WORLD / EUROPE
50 years to agree Olympic attack compensation ‘shameful’: German president
Published: Sep 05, 2022 08:23 PM
German President Frank-Walter Steinmeier (1st R) speaks during a commemoration to mark the 30th anniversary of the fall of the Berlin Wall in Berlin, capital of Germany, on Nov. 9, 2019. Germany marked the 30th anniversary of the fall of the Berlin Wall on Saturday. (Xinhua/Shan Yuqi)

German President Frank-Walter Steinmeier (1st R) speaks during a commemoration to mark the 30th anniversary of the fall of the Berlin Wall in Berlin, capital of Germany, on Nov. 9, 2019. Germany marked the 30th anniversary of the fall of the Berlin Wall on Saturday. (Xinhua/Shan Yuqi)

Germany's President Frank-Walter Steinmeier admitted on Sunday it was "shameful" that it took five decades for Berlin to agree compensation for the bereaved families of Israeli victims in the 1972 Munich Olympics attack.

"That it took 50 years to reach this agreement in the last days is indeed shameful," said Steinmeier, standing next to his Israeli counterpart Isaac Herzog, with whom he will be attending a commemoration ceremony in Munich on Monday.

A row over the financial offer previously made by Berlin to victims' relatives had threatened to sour the ceremony, with families initially planning a boycott.

But a deal was finally agreed on Wednesday offering 28 million euros ($28 million) in compensation. It also - for the first time - sees the German state acknowledging its "responsibility" in failings that led to the carnage.

On September 5, 1972, eight gunmen of the Palestinian militant group Black September stormed into the Israeli team's flat at the Olympic village, shooting dead two and taking nine Israelis hostage.
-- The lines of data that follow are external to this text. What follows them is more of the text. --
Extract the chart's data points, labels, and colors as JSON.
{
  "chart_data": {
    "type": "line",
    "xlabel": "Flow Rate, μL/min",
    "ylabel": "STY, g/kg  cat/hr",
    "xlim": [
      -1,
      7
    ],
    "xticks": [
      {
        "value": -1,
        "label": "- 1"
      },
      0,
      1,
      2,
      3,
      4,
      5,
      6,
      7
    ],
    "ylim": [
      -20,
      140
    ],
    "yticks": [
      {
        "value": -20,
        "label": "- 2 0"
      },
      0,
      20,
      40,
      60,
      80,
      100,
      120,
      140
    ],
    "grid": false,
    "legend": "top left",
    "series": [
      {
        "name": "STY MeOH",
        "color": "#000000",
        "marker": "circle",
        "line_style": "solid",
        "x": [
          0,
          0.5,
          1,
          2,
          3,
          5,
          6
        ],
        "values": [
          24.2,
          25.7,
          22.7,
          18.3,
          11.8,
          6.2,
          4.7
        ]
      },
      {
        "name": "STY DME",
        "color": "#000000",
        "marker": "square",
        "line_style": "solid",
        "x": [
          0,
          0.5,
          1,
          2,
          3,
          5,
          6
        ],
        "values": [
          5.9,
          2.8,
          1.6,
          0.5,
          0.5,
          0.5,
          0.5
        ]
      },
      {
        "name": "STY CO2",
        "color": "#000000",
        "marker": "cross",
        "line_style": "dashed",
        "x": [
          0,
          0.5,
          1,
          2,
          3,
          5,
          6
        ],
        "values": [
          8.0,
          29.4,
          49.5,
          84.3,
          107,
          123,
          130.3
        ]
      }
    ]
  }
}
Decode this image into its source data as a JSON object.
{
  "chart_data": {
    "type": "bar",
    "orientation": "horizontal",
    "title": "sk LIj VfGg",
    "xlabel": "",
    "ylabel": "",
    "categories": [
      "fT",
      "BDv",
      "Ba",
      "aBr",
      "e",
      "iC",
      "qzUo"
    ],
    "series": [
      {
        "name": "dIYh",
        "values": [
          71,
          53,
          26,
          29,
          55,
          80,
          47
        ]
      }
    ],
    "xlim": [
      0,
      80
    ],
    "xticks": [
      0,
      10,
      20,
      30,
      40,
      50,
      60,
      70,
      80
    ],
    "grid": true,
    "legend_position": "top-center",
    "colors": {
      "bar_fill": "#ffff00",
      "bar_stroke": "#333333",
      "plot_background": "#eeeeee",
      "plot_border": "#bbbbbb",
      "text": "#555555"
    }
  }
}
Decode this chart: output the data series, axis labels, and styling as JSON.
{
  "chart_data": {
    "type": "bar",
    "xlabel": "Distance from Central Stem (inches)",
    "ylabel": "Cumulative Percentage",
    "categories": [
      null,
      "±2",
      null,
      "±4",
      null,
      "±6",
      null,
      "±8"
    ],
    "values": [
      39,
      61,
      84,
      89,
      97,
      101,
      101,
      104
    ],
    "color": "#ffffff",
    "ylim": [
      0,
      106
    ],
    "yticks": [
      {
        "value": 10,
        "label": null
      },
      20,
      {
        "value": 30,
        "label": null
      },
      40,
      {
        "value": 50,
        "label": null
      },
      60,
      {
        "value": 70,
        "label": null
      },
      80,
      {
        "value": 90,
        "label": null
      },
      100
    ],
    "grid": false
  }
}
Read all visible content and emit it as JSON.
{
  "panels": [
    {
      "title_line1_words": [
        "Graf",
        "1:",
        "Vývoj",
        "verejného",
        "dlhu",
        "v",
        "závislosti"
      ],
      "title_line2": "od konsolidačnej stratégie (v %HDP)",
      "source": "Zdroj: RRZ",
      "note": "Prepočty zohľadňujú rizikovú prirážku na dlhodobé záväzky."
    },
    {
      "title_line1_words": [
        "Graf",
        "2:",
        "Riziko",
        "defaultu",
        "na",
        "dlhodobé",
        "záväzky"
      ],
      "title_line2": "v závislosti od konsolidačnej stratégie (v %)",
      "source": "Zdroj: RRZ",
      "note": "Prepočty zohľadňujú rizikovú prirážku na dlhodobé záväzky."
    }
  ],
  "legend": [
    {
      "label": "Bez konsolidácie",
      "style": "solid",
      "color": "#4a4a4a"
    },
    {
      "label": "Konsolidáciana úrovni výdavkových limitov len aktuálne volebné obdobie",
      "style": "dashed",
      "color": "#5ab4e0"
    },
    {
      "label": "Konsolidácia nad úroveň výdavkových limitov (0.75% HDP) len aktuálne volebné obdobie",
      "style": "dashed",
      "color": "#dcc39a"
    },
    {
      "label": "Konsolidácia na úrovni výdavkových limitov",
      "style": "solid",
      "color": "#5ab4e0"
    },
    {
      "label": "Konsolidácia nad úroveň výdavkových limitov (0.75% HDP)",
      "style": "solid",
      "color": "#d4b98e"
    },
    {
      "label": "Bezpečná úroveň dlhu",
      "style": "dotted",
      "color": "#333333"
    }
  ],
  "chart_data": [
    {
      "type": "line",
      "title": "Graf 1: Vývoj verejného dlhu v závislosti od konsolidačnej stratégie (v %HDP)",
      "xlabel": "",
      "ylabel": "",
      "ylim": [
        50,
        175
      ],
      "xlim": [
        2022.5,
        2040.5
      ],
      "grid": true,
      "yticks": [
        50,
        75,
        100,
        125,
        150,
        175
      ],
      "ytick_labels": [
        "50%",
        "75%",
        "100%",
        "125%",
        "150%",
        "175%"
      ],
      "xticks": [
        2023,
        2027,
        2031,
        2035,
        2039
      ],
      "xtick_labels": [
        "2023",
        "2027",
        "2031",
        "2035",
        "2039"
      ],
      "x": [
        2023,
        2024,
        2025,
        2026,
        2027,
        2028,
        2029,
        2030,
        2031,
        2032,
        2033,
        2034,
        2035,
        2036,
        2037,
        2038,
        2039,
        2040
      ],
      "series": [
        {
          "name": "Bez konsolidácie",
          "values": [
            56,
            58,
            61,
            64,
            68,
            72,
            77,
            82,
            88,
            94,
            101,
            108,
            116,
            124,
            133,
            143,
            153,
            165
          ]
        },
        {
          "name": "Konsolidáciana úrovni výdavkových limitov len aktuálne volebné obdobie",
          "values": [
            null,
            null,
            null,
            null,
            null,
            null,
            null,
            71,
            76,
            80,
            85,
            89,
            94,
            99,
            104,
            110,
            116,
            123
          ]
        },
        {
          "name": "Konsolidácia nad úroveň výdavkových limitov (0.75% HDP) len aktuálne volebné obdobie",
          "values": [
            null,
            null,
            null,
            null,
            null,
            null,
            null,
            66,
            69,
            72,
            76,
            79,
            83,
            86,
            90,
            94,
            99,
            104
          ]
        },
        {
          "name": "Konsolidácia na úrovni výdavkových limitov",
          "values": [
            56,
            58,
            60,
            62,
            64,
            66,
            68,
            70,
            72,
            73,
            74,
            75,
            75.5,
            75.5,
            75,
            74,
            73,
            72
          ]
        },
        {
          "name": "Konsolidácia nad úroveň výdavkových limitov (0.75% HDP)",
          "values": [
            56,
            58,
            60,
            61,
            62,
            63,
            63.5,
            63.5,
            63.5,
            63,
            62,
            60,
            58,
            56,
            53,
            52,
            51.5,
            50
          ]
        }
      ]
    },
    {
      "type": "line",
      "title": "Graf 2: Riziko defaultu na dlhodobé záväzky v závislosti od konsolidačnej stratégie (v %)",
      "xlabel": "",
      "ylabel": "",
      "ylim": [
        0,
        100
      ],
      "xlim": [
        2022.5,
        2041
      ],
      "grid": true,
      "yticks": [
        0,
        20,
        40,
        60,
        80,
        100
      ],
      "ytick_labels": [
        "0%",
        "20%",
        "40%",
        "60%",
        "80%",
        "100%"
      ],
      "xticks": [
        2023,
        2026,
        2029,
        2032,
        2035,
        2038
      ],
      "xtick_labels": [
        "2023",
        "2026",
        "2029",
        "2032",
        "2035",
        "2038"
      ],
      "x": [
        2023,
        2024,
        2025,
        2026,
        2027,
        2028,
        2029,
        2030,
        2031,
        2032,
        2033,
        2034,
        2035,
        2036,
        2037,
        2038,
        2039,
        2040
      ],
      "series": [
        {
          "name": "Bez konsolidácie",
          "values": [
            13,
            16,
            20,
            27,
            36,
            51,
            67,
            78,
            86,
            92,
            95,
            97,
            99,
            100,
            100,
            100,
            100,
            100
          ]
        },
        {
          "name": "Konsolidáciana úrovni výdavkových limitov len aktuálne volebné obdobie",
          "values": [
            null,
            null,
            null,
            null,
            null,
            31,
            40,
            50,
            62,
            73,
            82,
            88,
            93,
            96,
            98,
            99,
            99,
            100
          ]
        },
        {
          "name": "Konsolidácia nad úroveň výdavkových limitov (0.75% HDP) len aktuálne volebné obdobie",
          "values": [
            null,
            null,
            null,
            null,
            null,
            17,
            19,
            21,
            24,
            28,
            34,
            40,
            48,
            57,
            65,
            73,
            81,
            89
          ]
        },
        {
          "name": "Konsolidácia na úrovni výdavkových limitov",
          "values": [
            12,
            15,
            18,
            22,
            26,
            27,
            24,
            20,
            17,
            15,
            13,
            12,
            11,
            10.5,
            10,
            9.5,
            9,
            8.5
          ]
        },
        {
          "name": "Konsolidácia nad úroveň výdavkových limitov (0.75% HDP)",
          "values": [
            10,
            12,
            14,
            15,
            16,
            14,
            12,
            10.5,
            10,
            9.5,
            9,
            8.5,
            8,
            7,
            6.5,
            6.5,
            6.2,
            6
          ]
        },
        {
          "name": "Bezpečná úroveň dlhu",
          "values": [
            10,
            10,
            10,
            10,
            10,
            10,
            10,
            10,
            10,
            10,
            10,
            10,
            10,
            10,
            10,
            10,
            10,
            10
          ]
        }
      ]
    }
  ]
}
West German police responded with a bungled rescue operation in which all nine hostages were killed, along with five of the eight hostage-takers and a police officer.

The Games were meant to showcase a new Germany 27 years after the Holocaust but instead opened a deep rift with Israel. 

In 2012, Israel released 45 official documents on the killings, including specially declassified material, which lambasted the performance of the German security services.

Relatives of victims have over the years battled to obtain an official apology from Germany, access to official documents and appropriate compensation beyond an initial 4.5 million euros.

As recently as just two weeks ago, relatives of the victims said they were offered 10 million euros.

"I came home with the coffins after the massacre," Ankie Spitzer, whose husband Andre Spitzer was killed in the hostage-taking, told AFP.